Por Antonio Saco Cid
Lúa era una niña celestial, soñadora, sonriente y amable.
Como cada día festivo, salió con sus padres a pasear al calorcito de los suaves rayos solares del frío invierno. Yendo por una calle, se soltó de su hermano y se acercó a una pintura hecha sobre una fachada: una espiral, llena de vida en su arranque, que iba estrechándose, terminando en un débil punto luminoso en el centro de aquella imagen. Intuía su profundidad y acercó la mano para palparla.
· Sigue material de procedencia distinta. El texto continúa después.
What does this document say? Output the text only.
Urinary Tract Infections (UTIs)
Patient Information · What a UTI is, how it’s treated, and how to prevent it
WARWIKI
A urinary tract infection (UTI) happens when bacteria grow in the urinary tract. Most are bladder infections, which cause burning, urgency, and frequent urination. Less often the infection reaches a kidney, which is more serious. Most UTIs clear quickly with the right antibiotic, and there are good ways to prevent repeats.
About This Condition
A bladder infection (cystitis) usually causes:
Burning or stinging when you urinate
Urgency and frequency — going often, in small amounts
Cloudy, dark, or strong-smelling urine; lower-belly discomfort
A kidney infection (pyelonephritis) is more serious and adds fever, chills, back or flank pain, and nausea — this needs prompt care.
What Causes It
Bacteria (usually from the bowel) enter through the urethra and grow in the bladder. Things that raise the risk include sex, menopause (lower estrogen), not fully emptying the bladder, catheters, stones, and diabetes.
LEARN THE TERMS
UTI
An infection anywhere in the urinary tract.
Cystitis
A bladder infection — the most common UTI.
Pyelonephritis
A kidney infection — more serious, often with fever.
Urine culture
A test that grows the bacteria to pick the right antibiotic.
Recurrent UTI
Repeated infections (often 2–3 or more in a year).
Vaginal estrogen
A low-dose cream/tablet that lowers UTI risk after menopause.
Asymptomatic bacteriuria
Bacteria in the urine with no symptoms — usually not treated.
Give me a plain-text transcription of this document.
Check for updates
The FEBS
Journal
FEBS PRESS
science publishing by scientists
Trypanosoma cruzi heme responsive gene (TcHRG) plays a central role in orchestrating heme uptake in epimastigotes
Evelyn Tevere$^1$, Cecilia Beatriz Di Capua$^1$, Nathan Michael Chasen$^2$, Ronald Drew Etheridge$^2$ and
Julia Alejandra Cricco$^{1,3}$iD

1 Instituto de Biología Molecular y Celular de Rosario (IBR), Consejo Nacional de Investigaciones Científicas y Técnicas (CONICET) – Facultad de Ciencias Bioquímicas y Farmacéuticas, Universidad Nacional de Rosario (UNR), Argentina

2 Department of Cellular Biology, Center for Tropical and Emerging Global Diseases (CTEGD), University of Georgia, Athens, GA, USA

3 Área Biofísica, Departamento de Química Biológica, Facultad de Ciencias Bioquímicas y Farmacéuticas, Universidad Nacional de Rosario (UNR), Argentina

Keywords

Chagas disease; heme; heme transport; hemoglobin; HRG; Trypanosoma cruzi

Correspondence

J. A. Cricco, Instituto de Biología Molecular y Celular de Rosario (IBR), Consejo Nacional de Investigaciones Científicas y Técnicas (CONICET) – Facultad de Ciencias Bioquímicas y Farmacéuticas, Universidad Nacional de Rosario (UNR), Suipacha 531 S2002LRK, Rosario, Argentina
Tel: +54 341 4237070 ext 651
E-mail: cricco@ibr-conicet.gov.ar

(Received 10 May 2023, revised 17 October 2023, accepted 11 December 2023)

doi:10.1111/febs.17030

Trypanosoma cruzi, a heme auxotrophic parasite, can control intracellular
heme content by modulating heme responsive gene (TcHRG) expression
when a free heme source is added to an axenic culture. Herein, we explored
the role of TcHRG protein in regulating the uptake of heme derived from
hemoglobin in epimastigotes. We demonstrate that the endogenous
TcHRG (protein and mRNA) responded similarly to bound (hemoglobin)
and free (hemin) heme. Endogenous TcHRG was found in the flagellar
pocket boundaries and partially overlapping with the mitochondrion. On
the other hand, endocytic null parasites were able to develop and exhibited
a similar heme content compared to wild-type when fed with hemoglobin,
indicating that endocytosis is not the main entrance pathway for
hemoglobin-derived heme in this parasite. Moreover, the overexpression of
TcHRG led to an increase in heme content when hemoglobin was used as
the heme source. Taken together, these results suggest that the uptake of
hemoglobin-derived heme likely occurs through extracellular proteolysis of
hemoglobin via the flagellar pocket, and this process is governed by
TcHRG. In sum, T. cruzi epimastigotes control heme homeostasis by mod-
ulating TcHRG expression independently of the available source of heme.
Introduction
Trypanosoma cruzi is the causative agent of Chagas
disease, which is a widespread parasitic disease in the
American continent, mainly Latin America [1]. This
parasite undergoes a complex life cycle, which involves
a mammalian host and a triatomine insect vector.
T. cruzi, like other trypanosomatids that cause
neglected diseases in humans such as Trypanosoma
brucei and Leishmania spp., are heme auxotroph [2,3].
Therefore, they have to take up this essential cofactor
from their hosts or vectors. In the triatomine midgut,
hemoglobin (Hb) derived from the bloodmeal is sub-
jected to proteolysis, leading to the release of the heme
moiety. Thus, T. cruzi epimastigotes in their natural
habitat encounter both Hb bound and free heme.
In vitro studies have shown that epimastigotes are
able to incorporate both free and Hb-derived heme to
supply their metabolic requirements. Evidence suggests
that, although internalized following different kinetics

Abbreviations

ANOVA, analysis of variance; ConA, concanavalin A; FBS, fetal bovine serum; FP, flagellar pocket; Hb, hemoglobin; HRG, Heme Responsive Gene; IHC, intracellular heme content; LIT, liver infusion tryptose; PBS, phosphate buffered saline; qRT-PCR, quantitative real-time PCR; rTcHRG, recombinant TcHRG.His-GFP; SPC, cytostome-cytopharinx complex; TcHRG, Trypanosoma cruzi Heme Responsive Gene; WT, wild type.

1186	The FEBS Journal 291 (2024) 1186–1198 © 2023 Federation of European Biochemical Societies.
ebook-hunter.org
Apenas sus deditos tocaron la piedra, sintió que era absorbida, que abandonaba aquel mundo en el que vivía, y se encontró volando en la nada, mundo negro azabache, arrastrada velozmente hacia el débil punto blanco del final de aquella profunda cinta curvada.
Le inundaba una paz interior distinta de la de su vida terrena, no oía, no olía, no sentía, estaba en la perfección infinita. Cuando surcaba el vacío, corriendo rauda hacia aquel destino débilmente luminoso, se pusieron a su lado seres que hablaban un idioma que no entendía pero del que comprendía todo. Juntos aparecieron ante aquella señal, en la última voluta, donde había un portal de belén, niño en pesebre, madre cuidándole y padre expectante. Los acompañantes dieron a entender a Lúa que había llegado la Navidad.
Súbitamente la niña sintió en su hombro un toque que le empujaba fuera de aquella placidez absoluta y comenzó el inexorable regreso al mundo en el que sus manos, sus oídos, su olfato, todo volvía a percibir las sensaciones anteriores.
Llegó a perder el equilibrio y su hermano le ayudó; prosiguieron caminando bajo el débil calor de aquellos rayos solares del frío invierno.
En su cabecita entró un pensamiento: la Navidad es hallar la paz y la inmensa tranquilidad que yo he sentido ante aquella débil señal luminosa.